Tourmente, roman. Leméac. septembre 2000

« Avec Tourmente, Aline Apostolska propose un roman d’une grande profondeur, servi par une plume altière, évocatrice et maîtrisée.

Rapportée par un récit méditatif et intelligent ( sur l’enfance, le désir, l’identité, le travail du temps, l’amour et la mort), l’épreuve de Iara demeure enrichissante parce qu’elle est crédible. (…) elle puisera à l’intérieur d’elle-même, dans ce qui d’elle une «femme», la force de survivre.

Au bout de la course, Iara comprendra qu’il n’est jamais trop tard pour tâcher de se libérer du «regard» des autres et vivre pour soi. »

BENNY VIGNEAULT, Le Devoir, 25 novembre 2000

« Aline Apostolska vit une vie de mère de famille ordinaire, se rend tous les matins à la radio et de plus, écrit des romans.»

CARMEN MONTESSUIT, Journal de Montréal, 24 septembre 2000

Un roman fort, prenant, presque une chasse initiatique dont l’objet serait la sérénité.»

PIERRE THIBEAULT, Ici, 12 octobre 2000

« Ode à l’âme féminine, Tourmente confirme l’admiration déjà exprimée en ces pages pour la plume lyrique d’Aline Apostolska. Rarement a-t-on l’occasion de lire pareille description du désir, présenté ici dans toute sa splendeur comme un appel du vide.»
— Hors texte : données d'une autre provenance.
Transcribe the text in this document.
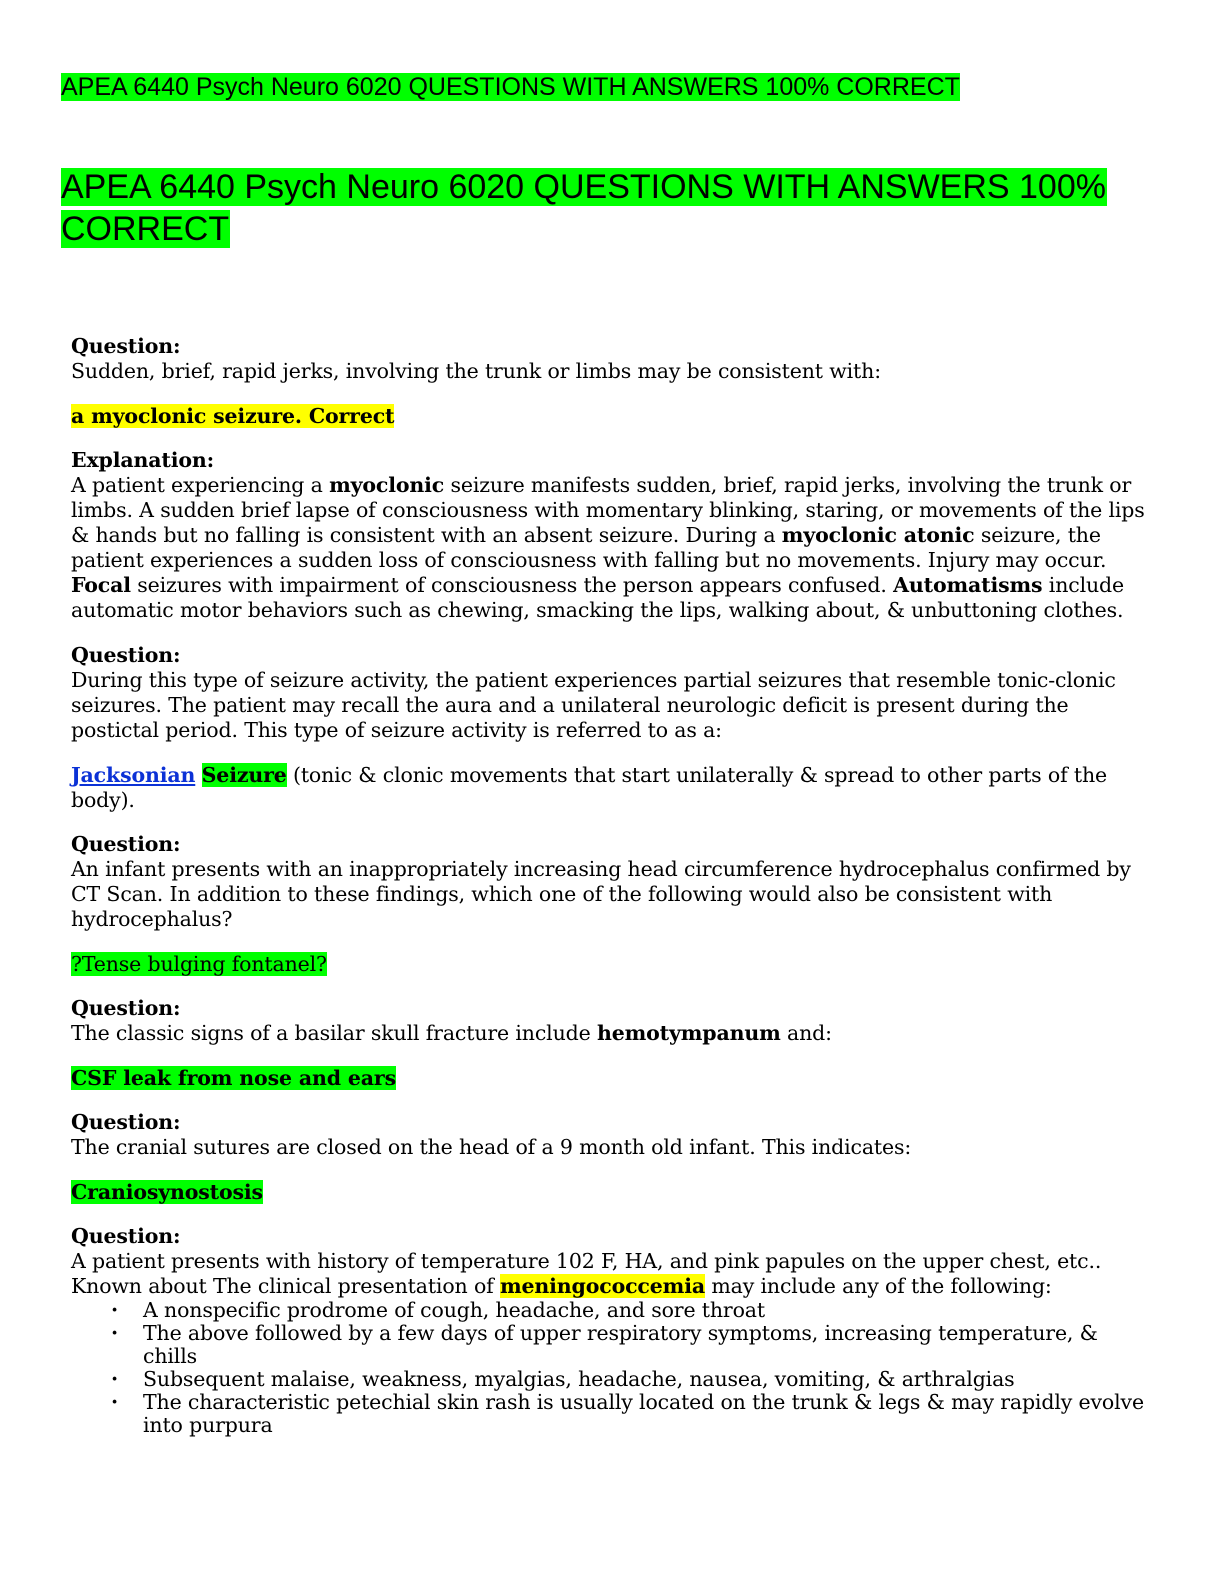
APEA 6440 Psych Neuro 6020 QUESTIONS WITH ANSWERS 100% CORRECT
APEA 6440 Psych Neuro 6020 QUESTIONS WITH ANSWERS 100% CORRECT

Question:

Sudden, brief, rapid jerks, involving the trunk or limbs may be consistent with:

a myoclonic seizure. Correct

Explanation:

A patient experiencing a myoclonic seizure manifests sudden, brief, rapid jerks, involving the trunk or limbs. A sudden brief lapse of consciousness with momentary blinking, staring, or movements of the lips & hands but no falling is consistent with an absent seizure. During a myoclonic atonic seizure, the patient experiences a sudden loss of consciousness with falling but no movements. Injury may occur. Focal seizures with impairment of consciousness the person appears confused. Automatisms include automatic motor behaviors such as chewing, smacking the lips, walking about, & unbuttoning clothes.

Question:

During this type of seizure activity, the patient experiences partial seizures that resemble tonic-clonic seizures. The patient may recall the aura and a unilateral neurologic deficit is present during the postictal period. This type of seizure activity is referred to as a:

Jacksonian Seizure (tonic & clonic movements that start unilaterally & spread to other parts of the body).

Question:

An infant presents with an inappropriately increasing head circumference hydrocephalus confirmed by CT Scan. In addition to these findings, which one of the following would also be consistent with hydrocephalus?

?Tense bulging fontanel?

Question:

The classic signs of a basilar skull fracture include hemotympanum and:

CSF leak from nose and ears

Question:

The cranial sutures are closed on the head of a 9 month old infant. This indicates:

Craniosynostosis

Question:

A patient presents with history of temperature 102 F, HA, and pink papules on the upper chest, etc..

Known about The clinical presentation of meningococcemia may include any of the following:

· A nonspecific prodrome of cough, headache, and sore throat
· The above followed by a few days of upper respiratory symptoms, increasing temperature, & chills
· Subsequent malaise, weakness, myalgias, headache, nausea, vomiting, & arthralgias
· The characteristic petechial skin rash is usually located on the trunk & legs & may rapidly evolve into purpura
STANLEY PÉAN, La Presse, 17 septembre 2000

 « La plume lyrique d’Aline Apostolska sait faire corps avec les paysages, ici partie prenante du récit. La nature sauvage du Cap Tourmente sert de métaphore aux tempêtes intérieures qui assaillent la protagoniste.»

MARIE LABRECQUE, Voir, 21 septembre 2000

« La vision de la femme, présentée comme un fauve indompté, est radicalement différente de l’archétype qui fait généralement d’elle l’ancre du foyer, le symbole d’une certaine sédentarité…Ici la femme est une «louve-garou» dans la tourmente. »
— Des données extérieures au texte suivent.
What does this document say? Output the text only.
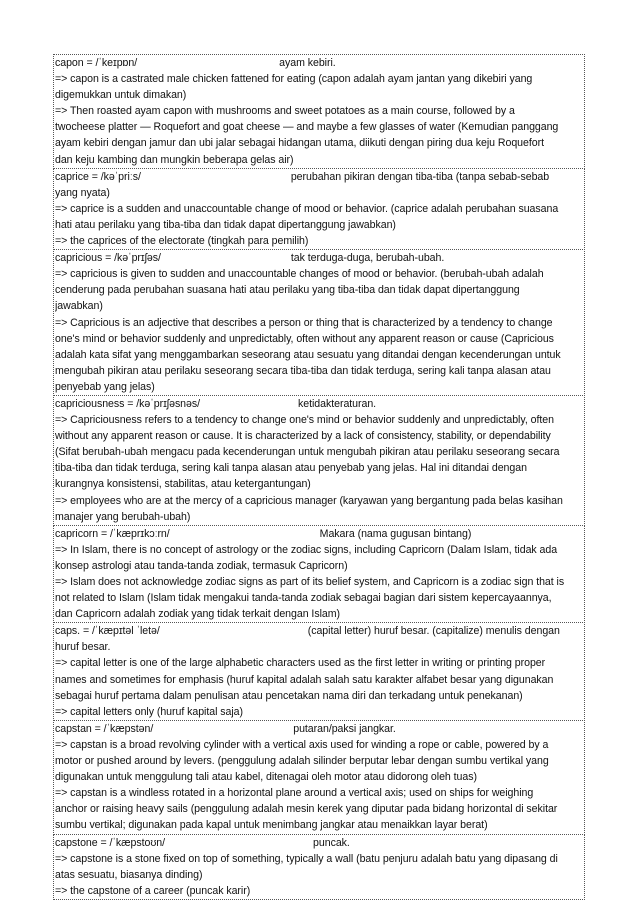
capon = /ˈkeɪpɒn/	ayam kebiri.
=> capon is a castrated male chicken fattened for eating (capon adalah ayam jantan yang dikebiri yang
digemukkan untuk dimakan)
=> Then roasted ayam capon with mushrooms and sweet potatoes as a main course, followed by a
twocheese platter — Roquefort and goat cheese — and maybe a few glasses of water (Kemudian panggang
ayam kebiri dengan jamur dan ubi jalar sebagai hidangan utama, diikuti dengan piring dua keju Roquefort
dan keju kambing dan mungkin beberapa gelas air)
caprice = /kəˈpriːs/	perubahan pikiran dengan tiba-tiba (tanpa sebab-sebab
yang nyata)
=> caprice is a sudden and unaccountable change of mood or behavior. (caprice adalah perubahan suasana
hati atau perilaku yang tiba-tiba dan tidak dapat dipertanggung jawabkan)
=> the caprices of the electorate (tingkah para pemilih)
capricious = /kəˈprɪʃəs/	tak terduga-duga, berubah-ubah.
=> capricious is given to sudden and unaccountable changes of mood or behavior. (berubah-ubah adalah
cenderung pada perubahan suasana hati atau perilaku yang tiba-tiba dan tidak dapat dipertanggung
jawabkan)
=> Capricious is an adjective that describes a person or thing that is characterized by a tendency to change
one's mind or behavior suddenly and unpredictably, often without any apparent reason or cause (Capricious
adalah kata sifat yang menggambarkan seseorang atau sesuatu yang ditandai dengan kecenderungan untuk
mengubah pikiran atau perilaku seseorang secara tiba-tiba dan tidak terduga, sering kali tanpa alasan atau
penyebab yang jelas)
capriciousness = /kəˈprɪʃəsnəs/	ketidakteraturan.
=> Capriciousness refers to a tendency to change one's mind or behavior suddenly and unpredictably, often
without any apparent reason or cause. It is characterized by a lack of consistency, stability, or dependability
(Sifat berubah-ubah mengacu pada kecenderungan untuk mengubah pikiran atau perilaku seseorang secara
tiba-tiba dan tidak terduga, sering kali tanpa alasan atau penyebab yang jelas. Hal ini ditandai dengan
kurangnya konsistensi, stabilitas, atau ketergantungan)
=> employees who are at the mercy of a capricious manager (karyawan yang bergantung pada belas kasihan
manajer yang berubah-ubah)
capricorn = /ˈkæprɪkɔːrn/	Makara (nama gugusan bintang)
=> In Islam, there is no concept of astrology or the zodiac signs, including Capricorn (Dalam Islam, tidak ada
konsep astrologi atau tanda-tanda zodiak, termasuk Capricorn)
=> Islam does not acknowledge zodiac signs as part of its belief system, and Capricorn is a zodiac sign that is
not related to Islam (Islam tidak mengakui tanda-tanda zodiak sebagai bagian dari sistem kepercayaannya,
dan Capricorn adalah zodiak yang tidak terkait dengan Islam)
caps. = /ˈkæpɪtəl ˈletə/	(capital letter) huruf besar. (capitalize) menulis dengan
huruf besar.
=> capital letter is one of the large alphabetic characters used as the first letter in writing or printing proper
names and sometimes for emphasis (huruf kapital adalah salah satu karakter alfabet besar yang digunakan
sebagai huruf pertama dalam penulisan atau pencetakan nama diri dan terkadang untuk penekanan)
=> capital letters only (huruf kapital saja)
capstan = /ˈkæpstən/	putaran/paksi jangkar.
=> capstan is a broad revolving cylinder with a vertical axis used for winding a rope or cable, powered by a
motor or pushed around by levers. (penggulung adalah silinder berputar lebar dengan sumbu vertikal yang
digunakan untuk menggulung tali atau kabel, ditenagai oleh motor atau didorong oleh tuas)
=> capstan is a windless rotated in a horizontal plane around a vertical axis; used on ships for weighing
anchor or raising heavy sails (penggulung adalah mesin kerek yang diputar pada bidang horizontal di sekitar
sumbu vertikal; digunakan pada kapal untuk menimbang jangkar atau menaikkan layar berat)
capstone = /ˈkæpstoʊn/	puncak.
=> capstone is a stone fixed on top of something, typically a wall (batu penjuru adalah batu yang dipasang di
atas sesuatu, biasanya dinding)
=> the capstone of a career (puncak karir)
STANLEY PÉAN, Le Libraire, automne 2000

« Dans le vent et le froid de ce bout du monde qu’est le Cap Tourmente, en laissant libre cours à l’expression de ses appréhensions, la vie de Iara basculera vers un possible dont elle ne peut entrevoir les contours, un possible qu’elle poursuivra jusqu’à la renaissance.

Un roman fort, prenant, presque une chasse initiatique dont l’objet serait la sérénité.»

PIERRE THIBEAULT, Ici, 12 octobre 2000

« Il s’agit aussi bien de la tourmente qui dévaste la vie d’une femme, de celle d’un style aussi, venteux, abondant en images et en tours de phrase frappants, enfin du cap Tourmente lui-même, bien connu pour la beauté de son paysage et le passage annuel des oies blanches.  

(…)On y lit de superbes descriptions, parmi les plus belles que je connaisse, du paysage québécois, notamment du Saint-Laurent, du cap Tourmente et de quelques autres lieux de la Côte-Nord. Je pense à Louis Hémon et c’est un hommage. Le Montréal de la romancière est également convaincant, neuf, rajeuni par le regard d’une nouvelle arrivante.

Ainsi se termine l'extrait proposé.